The article exposes how the SOX Act imposes a never-ending strain of compliance obligations that have not been helpful to businesses, but has drained the companies of revenue and time (Hunter, 2007). Hunter explains that instituting the PCAOB allows the board to inflict massive penalties on higher-ups within a business, i.e. CEOs and CFOs, through the SOX Act. According to Hunter (2007), “the Board is permitted to make any changes it wishes, which places companies in the position of forever trying to hit a moving target”, (Punishing the Innocent: The Sarbanes-Oxley Act, p. 24, para. 2). Because of this, the author believes the Sarbanes-Oxley Act persuades companies to act unethically by conducting some business verbally in-person or over the telephone, thus negating the need to report this information to the PCAOB or SEC and all but ignoring the SOX Act (Hunter, 2007). Foreign companies also face the brunt of the negative aspects of the SOX Act.
Companies on the U.S. exchange lists already endure requirements placed on them by their own countries, and the SOX Act only burdens them more (Hunter, 2007). The article affirms that, “According to the law, a foreign company listed on a U.S. exchange must meet all Sarbanes-Oxley requirements if its shareholders include at least 300 Americans”, “Punishing the Innocent: The Sarbanes-Oxley Act, p. 26, para. 1).

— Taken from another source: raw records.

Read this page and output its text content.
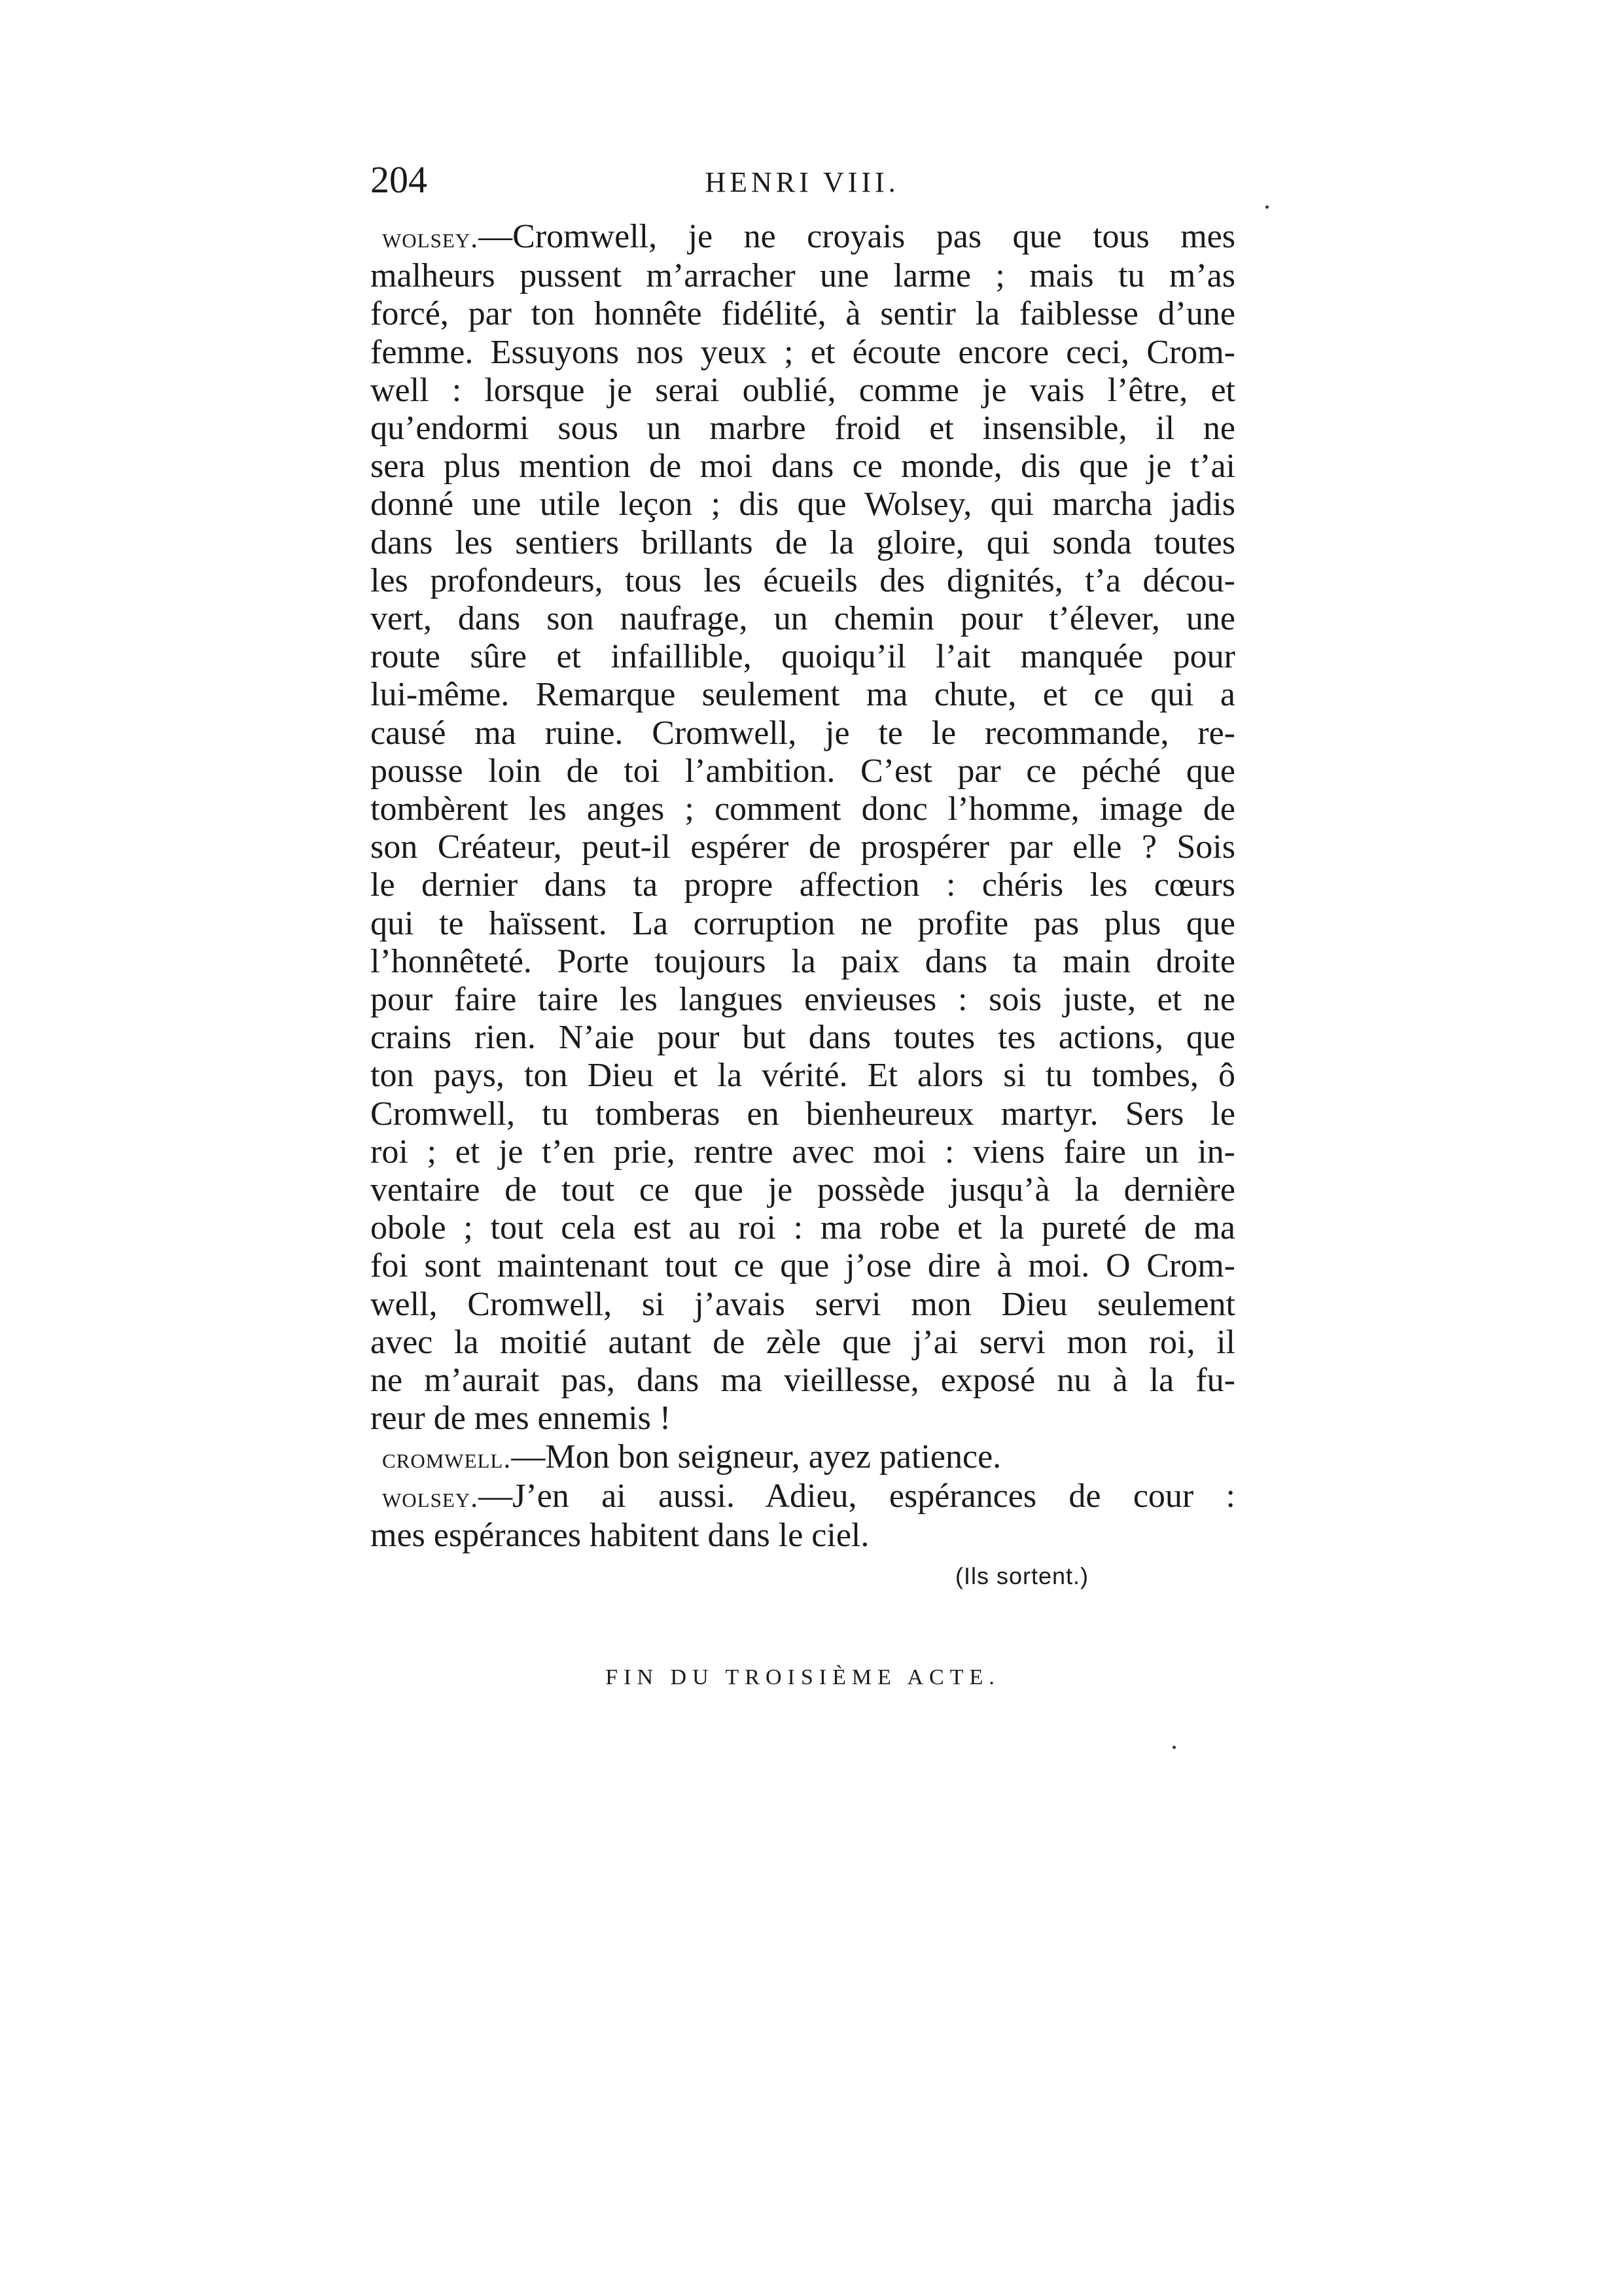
204	HENRI VIII.
wolsey.—Cromwell, je ne croyais pas que tous mes
malheurs pussent m’arracher une larme ; mais tu m’as
forcé, par ton honnête fidélité, à sentir la faiblesse d’une
femme. Essuyons nos yeux ; et écoute encore ceci, Crom-
well : lorsque je serai oublié, comme je vais l’être, et
qu’endormi sous un marbre froid et insensible, il ne
sera plus mention de moi dans ce monde, dis que je t’ai
donné une utile leçon ; dis que Wolsey, qui marcha jadis
dans les sentiers brillants de la gloire, qui sonda toutes
les profondeurs, tous les écueils des dignités, t’a décou-
vert, dans son naufrage, un chemin pour t’élever, une
route sûre et infaillible, quoiqu’il l’ait manquée pour
lui-même. Remarque seulement ma chute, et ce qui a
causé ma ruine. Cromwell, je te le recommande, re-
pousse loin de toi l’ambition. C’est par ce péché que
tombèrent les anges ; comment donc l’homme, image de
son Créateur, peut-il espérer de prospérer par elle ? Sois
le dernier dans ta propre affection : chéris les cœurs
qui te haïssent. La corruption ne profite pas plus que
l’honnêteté. Porte toujours la paix dans ta main droite
pour faire taire les langues envieuses : sois juste, et ne
crains rien. N’aie pour but dans toutes tes actions, que
ton pays, ton Dieu et la vérité. Et alors si tu tombes, ô
Cromwell, tu tomberas en bienheureux martyr. Sers le
roi ; et je t’en prie, rentre avec moi : viens faire un in-
ventaire de tout ce que je possède jusqu’à la dernière
obole ; tout cela est au roi : ma robe et la pureté de ma
foi sont maintenant tout ce que j’ose dire à moi. O Crom-
well, Cromwell, si j’avais servi mon Dieu seulement
avec la moitié autant de zèle que j’ai servi mon roi, il
ne m’aurait pas, dans ma vieillesse, exposé nu à la fu-
reur de mes ennemis !
cromwell.—Mon bon seigneur, ayez patience.
wolsey.—J’en ai aussi. Adieu, espérances de cour :
mes espérances habitent dans le ciel.
(Ils sortent.)
FIN DU TROISIÈME ACTE.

The problem with this is that is coerces foreign companies to follow U.S. laws, as well as those already in effect in their home countries. There is one thing that counteracts the SOX Act. In litigation against the PCAOB, an accounting firm based in Nevada instituted the assistance of a lobbying group in Washington, D.C. to prove that the SOX Act giving the PCAOB the right to place fines and other penalties on businesses, without being overseen by the government, violates the separation-of-powers clause of the U.S. Constitution (Hunter, 2007).
Legal issues, like the ones discussed in the previous section can be damaging to a business and those involved. For instance, if companies or higher-ups within them are found to be engaging in these unethical practices, they will likely suffer civil and criminal fines, as well as serving time in jail. While this is an example of unethical behavior in business, many companies consider this defensive management. Hunter states, “ with Sarbanes-Oxley bureaucrats watching everyone in corporate America, there can be no doubt that companies are practicing defensive management”, (Punishing the Innocent: The Sarbanes-Oxley Act, p. 25, para. 8).
CEOs and CFOs who lead companies that practice these dishonest methods to hide that they are avoiding the SOX Act and PCAOB regulations may face penalties in the form of fines up to the millions of dollars and ten to 20 years in prison (Hunter, 2007). When considering foreign businesses and the SOX Act, some foreign companies may choose not to be part of the U.S. exchanges, thus depleting revenue for them and reducing available products in the United States. Managers must remember that laws are put in place for a reason, and while some laws may seem unfair, they must still be respected and followed. Managers should make sure their businesses meet the standards of the PCAOB and the SOX Act to avoid litigation and penalties.